The reason the big national sports can afford to pay their players tens of millions of dollars is because of TV advertising. No one gets paid $200 million/6 years without the billions of advertising dollars the sport gets from TV.
And to get that TV money, you need a sell-able TV product; an event that the average beer-drinking, pizza-eating, football-watching American will be compelled to turn on and watch, otherwise TV sponsors will never get on board, no matter how good your players are. Once you have a great TV show, sponsors will fall over themselves finding products they can advertise during your game/event.
And that starts with interesting players. Does anyone remember Vivian Villarreal, the "Texas Tornado"? I remember when I was a marketing manager about twenty years ago watching her play a few times on TV and thinking "this chick would be easy to sponsor. She's really identifiable." She was a loud, passionate personality, and on the table she was a risk-taker, which made her games more dramatic, in spite of the fact that she rarely seemed to make it into the final round.

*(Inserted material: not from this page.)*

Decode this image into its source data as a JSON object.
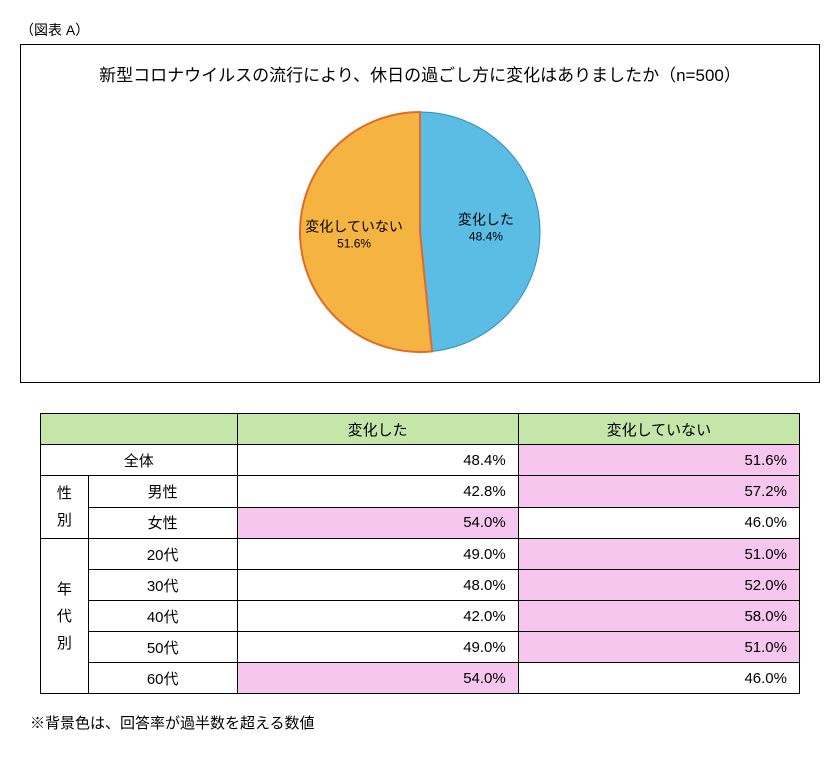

But from the POV of a marketing director, I could easily see throwing more money at her than say, Karen Corr, because the casual fan would be more easily drawn to her. And if she won, well there's your "underdog" story, which would mean more revenue generated.
Bottom line, American pool has a perception problem. Without the personalities/characters/drama TV sponsors aren't going to throw money at it.
There's a much better way of promoting this sport as well as many, many other sports that require NO advertisers, and will produce mlions, but I'm not going into that right now.